Dizem os publicitários em tom bem humorado que nada se cria, tudo se copia. Mas não é bem assim. Que seria da vida se tudo não passasse de mera repetição? Não valeria a pena viver, pois a vida que deve ser vivida é a vida reinventada, como ensina Cecília Meireles.

Pois bem. Estamos em plena campanha eleitoral e, como sempre acontece, candidatos ao Executivo municipal debatem propostas, anunciam o que se convencionou chamar programa de governo. Aqui e acolá uns acusam outros de plágio, reivindicando para si a paternidade de determinada proposição. Ou, o que dá no mesmo, reclama que o adversário copia experiências testadas em outras plagas.

Pura bobagem. Primeiro, porque as boas ideias devem ser, em tese, acolhidas por todos os que com elas estiverem de acordo. Segundo, porque experiências bem sucedidas devem sim, servir de exemplo e podem e devem ser adaptadas à realidade local.

Mas o que está no motivo da discórdia é o jogo de palavras destinado a atrair a simpatia do eleitorado. No entanto, ao se examinarem as propostas de cada um – mesmo com rotulagem semelhante -, surgem diferenças de conteúdo, muitas vezes profundas.

As diferenças qualitativas começam pela dimensão em que a proposta é apresentada. Não basta anunciar a intenção, impõe-se esclarecer o gesto: o quê, quando, onde, como, quanto custa, quais as fontes de financiamento. Isto vale, por exemplo, para a melhoria e a ampliação da rede municipal de saúde, para a requalificação da educação fundamental e assim por diante.

Demais, o contexto político que sustenta tal ou qual proposta, a depender da natureza das forças reunidas em torno dela, também faz a diferença. Por isso é comum propostas aparentemente inovadoras caírem no descaso quando se vê quem as defende – sem a menor possibilidade de realiza-las. Por outro lado, se quem a sustenta se respalda na experiência acumulada, exibe potencialidade de vitória no pleito e condições de governabilidade a posteriori, a receptividade – e a credibilidade – nem se compara.

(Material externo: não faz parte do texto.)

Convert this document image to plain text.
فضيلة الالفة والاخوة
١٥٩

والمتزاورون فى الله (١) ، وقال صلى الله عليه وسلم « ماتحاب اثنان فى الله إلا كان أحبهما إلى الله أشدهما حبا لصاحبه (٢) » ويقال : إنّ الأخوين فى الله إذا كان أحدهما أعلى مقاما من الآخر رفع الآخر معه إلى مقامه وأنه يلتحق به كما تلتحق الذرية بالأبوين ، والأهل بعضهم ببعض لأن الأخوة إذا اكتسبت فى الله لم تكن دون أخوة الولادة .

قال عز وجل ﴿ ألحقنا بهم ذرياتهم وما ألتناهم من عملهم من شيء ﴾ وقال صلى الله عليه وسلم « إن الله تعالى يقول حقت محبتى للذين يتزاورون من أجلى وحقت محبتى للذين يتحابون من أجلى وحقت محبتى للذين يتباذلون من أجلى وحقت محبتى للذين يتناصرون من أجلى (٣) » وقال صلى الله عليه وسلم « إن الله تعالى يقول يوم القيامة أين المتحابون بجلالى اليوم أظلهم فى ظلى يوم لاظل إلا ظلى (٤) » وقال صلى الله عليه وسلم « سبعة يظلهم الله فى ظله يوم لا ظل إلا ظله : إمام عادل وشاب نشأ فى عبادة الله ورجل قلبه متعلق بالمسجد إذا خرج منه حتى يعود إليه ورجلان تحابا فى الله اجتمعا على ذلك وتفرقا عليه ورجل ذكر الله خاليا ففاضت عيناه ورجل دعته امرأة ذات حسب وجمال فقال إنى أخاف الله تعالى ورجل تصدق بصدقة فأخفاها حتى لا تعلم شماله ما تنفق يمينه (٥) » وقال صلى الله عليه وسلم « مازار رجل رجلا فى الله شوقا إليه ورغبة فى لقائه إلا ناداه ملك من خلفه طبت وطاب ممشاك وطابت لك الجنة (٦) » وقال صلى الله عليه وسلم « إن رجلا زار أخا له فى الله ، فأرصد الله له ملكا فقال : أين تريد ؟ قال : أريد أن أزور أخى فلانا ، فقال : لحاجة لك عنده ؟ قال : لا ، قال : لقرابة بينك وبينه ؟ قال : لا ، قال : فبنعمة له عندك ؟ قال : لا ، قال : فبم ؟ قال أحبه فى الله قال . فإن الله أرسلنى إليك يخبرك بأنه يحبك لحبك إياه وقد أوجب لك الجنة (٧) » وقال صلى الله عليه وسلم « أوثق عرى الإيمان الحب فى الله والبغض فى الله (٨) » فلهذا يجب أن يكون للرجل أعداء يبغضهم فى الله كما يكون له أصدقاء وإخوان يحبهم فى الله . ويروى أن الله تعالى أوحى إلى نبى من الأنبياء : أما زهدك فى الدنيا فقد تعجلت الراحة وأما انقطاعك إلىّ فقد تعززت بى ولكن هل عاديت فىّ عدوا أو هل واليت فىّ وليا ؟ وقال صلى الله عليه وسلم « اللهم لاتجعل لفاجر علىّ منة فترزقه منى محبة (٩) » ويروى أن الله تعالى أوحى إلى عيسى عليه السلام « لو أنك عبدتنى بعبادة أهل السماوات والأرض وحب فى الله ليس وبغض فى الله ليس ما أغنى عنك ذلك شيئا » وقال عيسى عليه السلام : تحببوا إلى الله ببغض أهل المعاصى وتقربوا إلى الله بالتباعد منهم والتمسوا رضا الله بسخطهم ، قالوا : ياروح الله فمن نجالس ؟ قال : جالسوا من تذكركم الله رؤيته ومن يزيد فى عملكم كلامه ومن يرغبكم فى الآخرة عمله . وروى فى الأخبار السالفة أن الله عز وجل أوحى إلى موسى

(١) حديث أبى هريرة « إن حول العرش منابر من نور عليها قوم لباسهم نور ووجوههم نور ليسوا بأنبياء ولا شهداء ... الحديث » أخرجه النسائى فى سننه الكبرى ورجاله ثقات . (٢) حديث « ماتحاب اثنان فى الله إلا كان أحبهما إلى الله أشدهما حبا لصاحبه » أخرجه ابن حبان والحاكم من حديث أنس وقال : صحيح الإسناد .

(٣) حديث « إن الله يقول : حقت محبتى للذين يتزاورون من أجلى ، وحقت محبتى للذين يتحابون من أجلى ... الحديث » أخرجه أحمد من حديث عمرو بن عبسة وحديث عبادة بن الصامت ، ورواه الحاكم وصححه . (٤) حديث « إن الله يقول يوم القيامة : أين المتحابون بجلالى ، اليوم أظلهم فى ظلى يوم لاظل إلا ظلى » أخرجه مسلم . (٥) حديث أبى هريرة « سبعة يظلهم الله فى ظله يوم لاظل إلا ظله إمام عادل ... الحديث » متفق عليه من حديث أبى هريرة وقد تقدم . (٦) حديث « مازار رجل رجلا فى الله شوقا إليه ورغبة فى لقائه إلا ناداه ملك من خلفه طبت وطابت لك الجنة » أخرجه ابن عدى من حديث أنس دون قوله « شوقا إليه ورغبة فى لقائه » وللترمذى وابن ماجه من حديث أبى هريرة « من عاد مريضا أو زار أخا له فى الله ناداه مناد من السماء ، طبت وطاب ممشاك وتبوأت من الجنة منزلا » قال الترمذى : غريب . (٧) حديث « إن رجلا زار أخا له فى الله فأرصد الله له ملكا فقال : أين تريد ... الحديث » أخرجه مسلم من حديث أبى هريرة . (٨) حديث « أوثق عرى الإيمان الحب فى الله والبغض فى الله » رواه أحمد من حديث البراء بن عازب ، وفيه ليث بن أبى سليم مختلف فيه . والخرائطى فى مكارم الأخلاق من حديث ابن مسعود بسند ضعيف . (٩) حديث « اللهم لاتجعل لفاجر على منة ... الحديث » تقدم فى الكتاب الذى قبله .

Também pesa o modo como se gesta o programa apresentado: se urdido entre quatro paredes por técnicos que, embora competentes e bem intencionados, não dialogam com a população; ou se produzido mediante fusão entre o conhecimento e a experiência acumulada e a ausculta da população.

Finalmente, um dado de concepção que também importa, e muito. Da mesma maneira que a sociedade nova é parida na sociedade velha – numa perspectiva mais ampla da transformação social -, em geral não se deve negar integralmente o que foi feito para começar tudo de novo. Uma medida da consequência do que se propõe é a devida consideração do que terá sido construído antes, que agora pode ser reformado, requalificado e posto em bases mais avançadas.

Assim, nem tudo se copia e muita coisa pode ser criada, à luz de uma postura política renovadora e consequente e da mobilização de competências técnicas associadas ao sentimento das ruas.